TJ-RJ afasta súmula do "mero aborrecimento" - A teoria do Desvio Produtivo do Consumidor
Em recente decisão, a 20ª Câmara Cível do Tribunal de Justiça do Rio de Janeiro afastou a Súmula nº 75 da corte e condenou o Banco do Brasil a pagar indenização por danos morais de R$ 4 mil a uma mulher que teve seu cartão de crédito recusado em uma loja.
A Súmula nº 75 do TJRJ é conhecida como a súmula do mero aborrecimento:
"O SIMPLES DESCUMPRIMENTO DE DEVER LEGAL OU CONTRATUAL, POR CARACTERIZAR MERO ABORRECIMENTO, EM PRINCÍPIO, NÃO CONFIGURA DANO MORAL, SALVO SE DA INFRAÇÃO ADVÉM CIRCUNSTÂNCIA QUE ATENTA CONTRA A DIGNIDADE DA PARTE."
Isto porque talvez seja a súmula mais utilizada do tribunal e serve como base para afastar pedidos compensatórios por danos morais, fundamentando-se na "teoria" do mero aborrecimento, em que os danos morais precisariam ser efetivamente comprovados por meio de situações excepcionais que possam se afigurar, para o julgador, capazes de infligir a vítima abalo psíquico suficiente apto a atentar contra sua dignidade. Ou seja, a súmula restringiu - e muito - as hipóteses em que se tornam cabíveis pleitear a compensação por danos morais.
O argumento para criação e aplicação da súmula sempre teve muito menos de jurídico do que de lobby e política judicial para redução do número de demandas. É que as grandes empresas que são campeãs de demanda nestes casos,precisavam reduzir o volume das indenizações, para assim não ter que reduzir o número de processos, o que só seria possível com grandes investimentos na sua própria eficiência a no atendimento adequado ao cliente.
Por sua vez, o Tribunal é constantemente pressionado a reduzir o volume de suas demandas, uma vez que possui infraestrutura e atendimento precários, parte em razão da falta de investimento do Estado, parte em razão de sua própria ineficiência de gestão.

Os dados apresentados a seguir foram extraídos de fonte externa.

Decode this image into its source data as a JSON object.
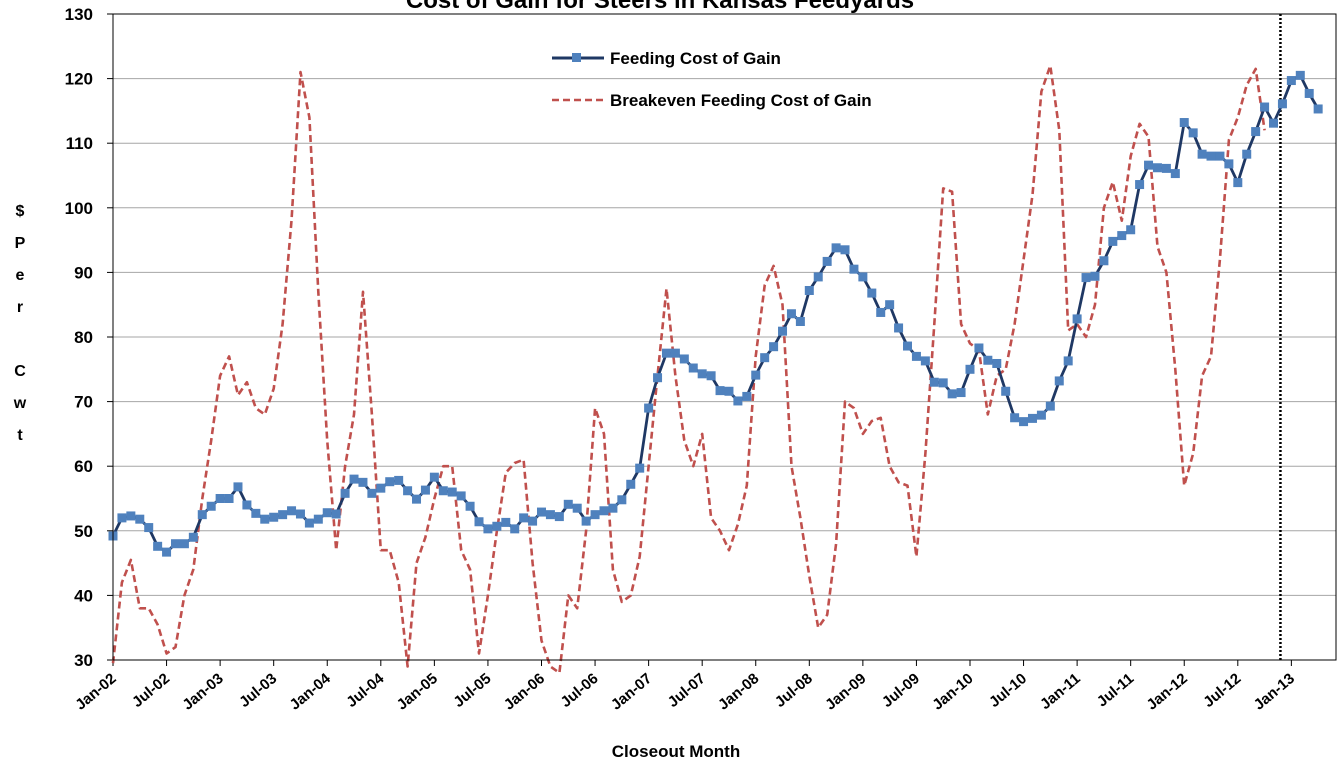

Ao sumular a questão, deixa claro para partes e advogados que a grande massa de processos pleiteando compensação por danos morais em razão de descumprimentos contratuais, principalmente na órbita do consumidor, não prosperarão, salvo situações excepcionais e raras.
Ora, o dano moral não é fácil de ser comprovado em todos os casos e muito menos o "quantum" da compensação. Costumava-se dizer que havia sido criada uma "indústria do dano moral" no judiciário. Lamentavelmente, a suposta indústria foi substituída pela "indústria do mero aborrecimento".
Com a recente decisão, o TJRJ corrige gravo erro do passado, desprendendo-se das amarras do lobby e dos argumentos não jurídicos para redução de demandas judiciais, passando a adotar o correto entendimento pautado em argumentos jurídicos, quais sejam, em primeiro lugar, a flagrante inconstitucionalidade de súmula que limita direito constitucional que não foi limitado pela própria constituição, e em segundo lugar, reconhecendo, incidentalmente, que todo mero descumprimento contratual gera sim, por si só, danos morais, notadamente na área do consumidor.
Nessa esteira, o STJ vem adotando em seus julgados a teoria do Desvio Produtivo do Consumidor, criada pelo advogado Marcos Dessaune, que defende que todo tempo desperdiçado pelo consumidor para a solução de problemas gerados por maus fornecedores constitui dano indenizável. O livro está na 2ª edição, revista e ampliada em 2017, e agora é intitulado Teoria ‘aprofundada’ do Desvio Produtivo do Consumidor.
Enfim, o precedente é importante, resta saber se vai seguir sendo aplicado pelos demais órgãos julgadores estaduais.